121. In this regard the Committee notes with satisfaction the proposed amendment to the Ombudsman's jurisdiction granting him clear authority to investigate and report on human rights violations.

122. Legal protection of basic rights is also apparent in the constitutional provisions of Cyprus.

C. Factors and difficulties affecting the implementation of the Convention

123. There seem to be no structural or legal impediments to full implementation of the Convention. On the contrary, the legal, legislative, and administrative framework is most comprehensive and probably as good as the most advanced anywhere.

D. Subjects of concern

124. Casual brutality by police officers has been reported, particularly at Limassol Police Station.

125. This may reveal a lack of professionalism which if not dealt with strictly could, in a small country with a fairly homogeneous culture, take a firm hold on police practices.

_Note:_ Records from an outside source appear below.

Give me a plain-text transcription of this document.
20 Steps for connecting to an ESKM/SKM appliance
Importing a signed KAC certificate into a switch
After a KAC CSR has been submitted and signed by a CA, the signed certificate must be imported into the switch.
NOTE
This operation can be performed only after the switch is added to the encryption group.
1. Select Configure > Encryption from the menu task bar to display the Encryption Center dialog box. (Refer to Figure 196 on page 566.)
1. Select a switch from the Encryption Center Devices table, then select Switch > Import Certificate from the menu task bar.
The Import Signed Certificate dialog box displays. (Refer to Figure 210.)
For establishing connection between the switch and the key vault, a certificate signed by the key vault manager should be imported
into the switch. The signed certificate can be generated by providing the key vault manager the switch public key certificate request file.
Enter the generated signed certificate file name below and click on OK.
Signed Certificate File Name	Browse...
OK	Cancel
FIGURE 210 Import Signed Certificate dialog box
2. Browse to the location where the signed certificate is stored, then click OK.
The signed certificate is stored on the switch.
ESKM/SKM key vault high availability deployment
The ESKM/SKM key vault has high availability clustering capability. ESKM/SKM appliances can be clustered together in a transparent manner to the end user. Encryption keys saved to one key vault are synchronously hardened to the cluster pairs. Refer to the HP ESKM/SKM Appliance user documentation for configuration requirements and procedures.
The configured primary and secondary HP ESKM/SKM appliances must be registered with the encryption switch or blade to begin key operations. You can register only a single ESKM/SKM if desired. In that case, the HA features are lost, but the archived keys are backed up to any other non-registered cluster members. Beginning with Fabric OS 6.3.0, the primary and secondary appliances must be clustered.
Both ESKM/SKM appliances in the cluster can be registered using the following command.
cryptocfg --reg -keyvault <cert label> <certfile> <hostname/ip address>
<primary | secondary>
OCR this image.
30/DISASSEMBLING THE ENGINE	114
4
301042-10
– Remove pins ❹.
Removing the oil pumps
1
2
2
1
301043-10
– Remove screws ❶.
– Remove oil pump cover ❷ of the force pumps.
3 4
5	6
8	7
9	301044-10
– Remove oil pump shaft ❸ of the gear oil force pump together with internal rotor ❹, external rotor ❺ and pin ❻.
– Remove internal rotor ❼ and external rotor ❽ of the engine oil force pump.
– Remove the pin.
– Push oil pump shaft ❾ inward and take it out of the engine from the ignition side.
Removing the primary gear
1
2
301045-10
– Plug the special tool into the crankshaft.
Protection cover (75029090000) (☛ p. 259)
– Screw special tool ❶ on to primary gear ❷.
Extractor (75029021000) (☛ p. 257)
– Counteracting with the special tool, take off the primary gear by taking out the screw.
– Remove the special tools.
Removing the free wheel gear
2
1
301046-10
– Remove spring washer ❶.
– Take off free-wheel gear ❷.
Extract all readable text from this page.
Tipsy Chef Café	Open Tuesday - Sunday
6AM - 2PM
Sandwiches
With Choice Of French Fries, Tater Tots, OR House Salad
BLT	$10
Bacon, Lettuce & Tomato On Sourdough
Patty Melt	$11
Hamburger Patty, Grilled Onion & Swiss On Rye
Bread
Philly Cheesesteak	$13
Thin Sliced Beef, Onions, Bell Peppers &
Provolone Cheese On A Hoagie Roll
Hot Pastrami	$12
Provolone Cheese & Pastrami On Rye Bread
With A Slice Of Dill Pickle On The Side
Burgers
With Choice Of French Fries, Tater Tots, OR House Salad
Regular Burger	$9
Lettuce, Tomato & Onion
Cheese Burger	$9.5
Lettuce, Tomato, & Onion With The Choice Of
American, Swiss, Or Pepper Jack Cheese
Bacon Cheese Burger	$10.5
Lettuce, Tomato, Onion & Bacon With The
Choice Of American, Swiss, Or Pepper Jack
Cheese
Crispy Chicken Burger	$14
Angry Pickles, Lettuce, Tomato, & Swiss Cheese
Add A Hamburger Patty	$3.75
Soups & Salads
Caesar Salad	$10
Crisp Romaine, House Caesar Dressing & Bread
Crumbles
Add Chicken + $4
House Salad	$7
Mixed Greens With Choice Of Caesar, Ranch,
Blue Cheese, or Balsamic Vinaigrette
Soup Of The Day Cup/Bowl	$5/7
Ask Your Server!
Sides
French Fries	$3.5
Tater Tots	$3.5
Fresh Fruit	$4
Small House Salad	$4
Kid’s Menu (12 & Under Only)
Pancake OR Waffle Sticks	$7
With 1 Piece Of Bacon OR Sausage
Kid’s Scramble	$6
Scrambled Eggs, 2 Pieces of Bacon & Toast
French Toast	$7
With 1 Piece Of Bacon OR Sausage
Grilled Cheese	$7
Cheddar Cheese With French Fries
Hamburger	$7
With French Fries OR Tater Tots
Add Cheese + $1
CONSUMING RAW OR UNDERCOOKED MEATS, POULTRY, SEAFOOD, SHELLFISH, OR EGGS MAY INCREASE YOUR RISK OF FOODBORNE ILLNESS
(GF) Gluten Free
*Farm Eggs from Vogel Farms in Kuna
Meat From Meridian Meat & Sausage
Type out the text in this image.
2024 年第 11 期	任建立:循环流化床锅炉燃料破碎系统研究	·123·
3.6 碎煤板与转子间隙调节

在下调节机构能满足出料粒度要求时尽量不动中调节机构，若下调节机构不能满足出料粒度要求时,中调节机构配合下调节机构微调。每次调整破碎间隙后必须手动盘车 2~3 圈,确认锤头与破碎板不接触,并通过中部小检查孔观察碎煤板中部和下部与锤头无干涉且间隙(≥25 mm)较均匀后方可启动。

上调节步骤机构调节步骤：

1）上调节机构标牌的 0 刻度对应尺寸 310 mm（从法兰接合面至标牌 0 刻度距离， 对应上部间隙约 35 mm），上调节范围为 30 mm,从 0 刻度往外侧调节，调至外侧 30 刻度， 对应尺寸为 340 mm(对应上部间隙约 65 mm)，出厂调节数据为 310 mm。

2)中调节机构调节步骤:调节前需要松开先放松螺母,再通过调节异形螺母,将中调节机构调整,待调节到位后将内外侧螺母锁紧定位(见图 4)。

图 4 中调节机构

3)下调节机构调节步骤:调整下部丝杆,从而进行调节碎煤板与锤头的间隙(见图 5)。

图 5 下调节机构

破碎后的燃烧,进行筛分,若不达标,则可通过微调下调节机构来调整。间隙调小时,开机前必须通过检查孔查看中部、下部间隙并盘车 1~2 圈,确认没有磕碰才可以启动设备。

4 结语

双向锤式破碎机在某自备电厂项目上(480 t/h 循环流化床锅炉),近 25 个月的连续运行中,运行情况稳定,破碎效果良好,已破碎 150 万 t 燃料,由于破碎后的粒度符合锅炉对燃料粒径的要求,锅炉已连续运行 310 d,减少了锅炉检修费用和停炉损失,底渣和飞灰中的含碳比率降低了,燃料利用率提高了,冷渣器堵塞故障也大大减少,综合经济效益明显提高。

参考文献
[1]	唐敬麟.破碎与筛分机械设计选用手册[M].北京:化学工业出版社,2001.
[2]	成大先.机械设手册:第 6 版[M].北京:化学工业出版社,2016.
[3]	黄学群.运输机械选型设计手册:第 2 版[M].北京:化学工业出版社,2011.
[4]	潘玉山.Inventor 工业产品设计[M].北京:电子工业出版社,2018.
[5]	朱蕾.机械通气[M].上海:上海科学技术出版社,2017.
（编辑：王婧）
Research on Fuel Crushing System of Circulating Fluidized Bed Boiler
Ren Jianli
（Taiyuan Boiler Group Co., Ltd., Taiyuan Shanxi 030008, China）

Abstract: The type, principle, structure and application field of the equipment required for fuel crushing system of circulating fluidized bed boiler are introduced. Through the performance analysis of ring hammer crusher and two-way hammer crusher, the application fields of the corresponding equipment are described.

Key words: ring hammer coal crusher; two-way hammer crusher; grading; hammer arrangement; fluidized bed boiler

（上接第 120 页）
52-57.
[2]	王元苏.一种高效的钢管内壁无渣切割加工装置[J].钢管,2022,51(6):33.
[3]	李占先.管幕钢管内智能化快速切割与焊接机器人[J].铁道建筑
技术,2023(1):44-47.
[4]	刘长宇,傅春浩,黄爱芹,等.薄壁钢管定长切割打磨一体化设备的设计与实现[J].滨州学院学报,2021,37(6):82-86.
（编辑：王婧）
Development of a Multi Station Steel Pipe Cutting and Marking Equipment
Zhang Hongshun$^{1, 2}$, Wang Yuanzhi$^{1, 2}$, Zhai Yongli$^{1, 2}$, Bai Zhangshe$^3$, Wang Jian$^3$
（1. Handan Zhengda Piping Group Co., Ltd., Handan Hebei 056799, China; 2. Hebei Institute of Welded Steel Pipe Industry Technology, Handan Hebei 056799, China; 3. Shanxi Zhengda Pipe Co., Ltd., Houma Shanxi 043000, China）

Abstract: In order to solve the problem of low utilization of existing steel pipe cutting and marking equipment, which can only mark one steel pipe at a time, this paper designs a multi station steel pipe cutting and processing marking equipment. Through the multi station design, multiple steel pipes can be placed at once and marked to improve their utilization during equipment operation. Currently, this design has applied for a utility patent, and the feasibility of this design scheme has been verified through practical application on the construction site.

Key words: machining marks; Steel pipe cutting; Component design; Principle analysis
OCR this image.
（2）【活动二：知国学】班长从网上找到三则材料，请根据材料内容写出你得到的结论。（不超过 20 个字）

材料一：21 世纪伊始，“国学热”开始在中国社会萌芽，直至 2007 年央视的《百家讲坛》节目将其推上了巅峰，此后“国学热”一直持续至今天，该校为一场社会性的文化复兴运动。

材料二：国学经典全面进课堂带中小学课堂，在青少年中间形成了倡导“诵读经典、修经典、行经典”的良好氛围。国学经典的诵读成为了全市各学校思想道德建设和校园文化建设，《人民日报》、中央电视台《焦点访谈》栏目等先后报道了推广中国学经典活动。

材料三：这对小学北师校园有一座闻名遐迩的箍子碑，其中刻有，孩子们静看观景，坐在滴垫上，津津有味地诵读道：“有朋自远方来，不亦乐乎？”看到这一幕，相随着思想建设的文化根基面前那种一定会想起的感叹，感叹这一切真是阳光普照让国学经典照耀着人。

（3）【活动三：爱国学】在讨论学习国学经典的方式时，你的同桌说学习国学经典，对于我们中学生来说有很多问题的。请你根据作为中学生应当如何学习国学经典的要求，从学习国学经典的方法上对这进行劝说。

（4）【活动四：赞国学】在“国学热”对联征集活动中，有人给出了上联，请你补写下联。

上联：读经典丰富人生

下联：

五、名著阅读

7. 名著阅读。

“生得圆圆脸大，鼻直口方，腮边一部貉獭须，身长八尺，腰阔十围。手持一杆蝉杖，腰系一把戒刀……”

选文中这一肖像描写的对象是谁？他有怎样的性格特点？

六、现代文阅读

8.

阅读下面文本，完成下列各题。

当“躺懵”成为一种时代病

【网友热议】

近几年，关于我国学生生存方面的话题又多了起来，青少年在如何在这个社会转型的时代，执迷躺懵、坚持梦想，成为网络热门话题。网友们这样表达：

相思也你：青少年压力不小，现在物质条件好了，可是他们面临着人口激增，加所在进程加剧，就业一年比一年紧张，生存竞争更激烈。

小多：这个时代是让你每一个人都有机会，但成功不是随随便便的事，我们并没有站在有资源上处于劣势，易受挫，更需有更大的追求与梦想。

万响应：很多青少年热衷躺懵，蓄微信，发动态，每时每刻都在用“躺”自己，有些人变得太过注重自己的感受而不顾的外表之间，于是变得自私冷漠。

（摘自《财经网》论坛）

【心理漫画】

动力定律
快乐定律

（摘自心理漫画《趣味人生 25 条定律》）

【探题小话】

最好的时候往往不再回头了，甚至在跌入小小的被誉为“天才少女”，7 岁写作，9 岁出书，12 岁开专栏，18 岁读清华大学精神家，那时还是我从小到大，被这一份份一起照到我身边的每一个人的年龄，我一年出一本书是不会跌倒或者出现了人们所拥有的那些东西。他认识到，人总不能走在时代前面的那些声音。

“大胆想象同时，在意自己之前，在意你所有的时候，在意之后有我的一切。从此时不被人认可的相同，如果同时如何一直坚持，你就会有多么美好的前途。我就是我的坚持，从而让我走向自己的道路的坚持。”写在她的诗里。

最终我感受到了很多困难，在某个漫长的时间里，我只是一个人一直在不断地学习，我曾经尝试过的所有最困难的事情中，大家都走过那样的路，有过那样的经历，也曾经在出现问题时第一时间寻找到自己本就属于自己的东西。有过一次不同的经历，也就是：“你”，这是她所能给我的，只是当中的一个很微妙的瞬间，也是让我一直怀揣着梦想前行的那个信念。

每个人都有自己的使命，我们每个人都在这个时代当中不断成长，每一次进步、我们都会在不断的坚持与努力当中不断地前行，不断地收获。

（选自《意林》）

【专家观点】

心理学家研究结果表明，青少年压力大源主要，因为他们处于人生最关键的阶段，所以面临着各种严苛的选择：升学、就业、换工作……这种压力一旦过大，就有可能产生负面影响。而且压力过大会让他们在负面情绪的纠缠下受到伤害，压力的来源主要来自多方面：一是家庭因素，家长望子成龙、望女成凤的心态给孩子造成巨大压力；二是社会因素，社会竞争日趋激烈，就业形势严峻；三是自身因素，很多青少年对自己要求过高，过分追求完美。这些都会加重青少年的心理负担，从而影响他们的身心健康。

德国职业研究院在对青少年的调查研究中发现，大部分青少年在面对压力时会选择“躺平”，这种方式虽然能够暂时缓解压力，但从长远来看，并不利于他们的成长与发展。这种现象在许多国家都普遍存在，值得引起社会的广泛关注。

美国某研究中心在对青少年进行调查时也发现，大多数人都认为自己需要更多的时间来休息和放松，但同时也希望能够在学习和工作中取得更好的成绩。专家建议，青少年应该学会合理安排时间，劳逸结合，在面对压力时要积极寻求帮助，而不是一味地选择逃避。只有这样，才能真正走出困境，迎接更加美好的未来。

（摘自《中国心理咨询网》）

126. The Committee notes though, the response of the authorities in prosecuting two officers on charges of torture and the decision of President Clerides to ask the Council of Ministers to set up a Commission of Inquiry into the reported draft conclusions of the European Committee for the Prevention of Torture. The Committee notes also that this Commission of Inquiry has been set up and is engaged in its inquiries.

E. Recommendations

127. The legal and administrative constructs in Cyprus need no changes. But recommendations can be made:

(a) When complaints committees are set up to examine questions of police brutality that may contravene the Convention against Torture a great effort should be made to ensure that their composition cannot be criticized on the basis of real or perceived partiality;

(b) It is sometimes very difficult for small, homogeneous States to change institutional attitudes and practices without creating the risk of a strong reaction. Very often it is useful to utilize an external agency for this catalytic role. Quite obviously, not only do the police need to be disciplined and prosecuted for any unlawful conduct, but a real attempt must be made to properly internalize their attitudes towards the human rights values that they must respect in their everyday activities. In this regard, as well as with respect to the emphasis in their police training, the programme of advisory services and technical assistance of the Centre for Human Rights is ready to assist in the educational and re-educational mission. A joint initiative between that programme and the Government of Cyprus, with appropriate attendant publicity, may go some way towards affecting police attitudes;

(c) The requirement of reciprocity in Conventions, even in the limited sense that the representative of Cyprus offered in his answer to the Committee, is somewhat cryptic; this could be re-examined and clarified in the periodic report;

(d) The Committee also likes to receive answers to its unanswered questions;

(e) The Committee wishes to express its appreciation to Cyprus for its comprehensive report and its obvious willingness to deal with the questions raised by the members of the Committee.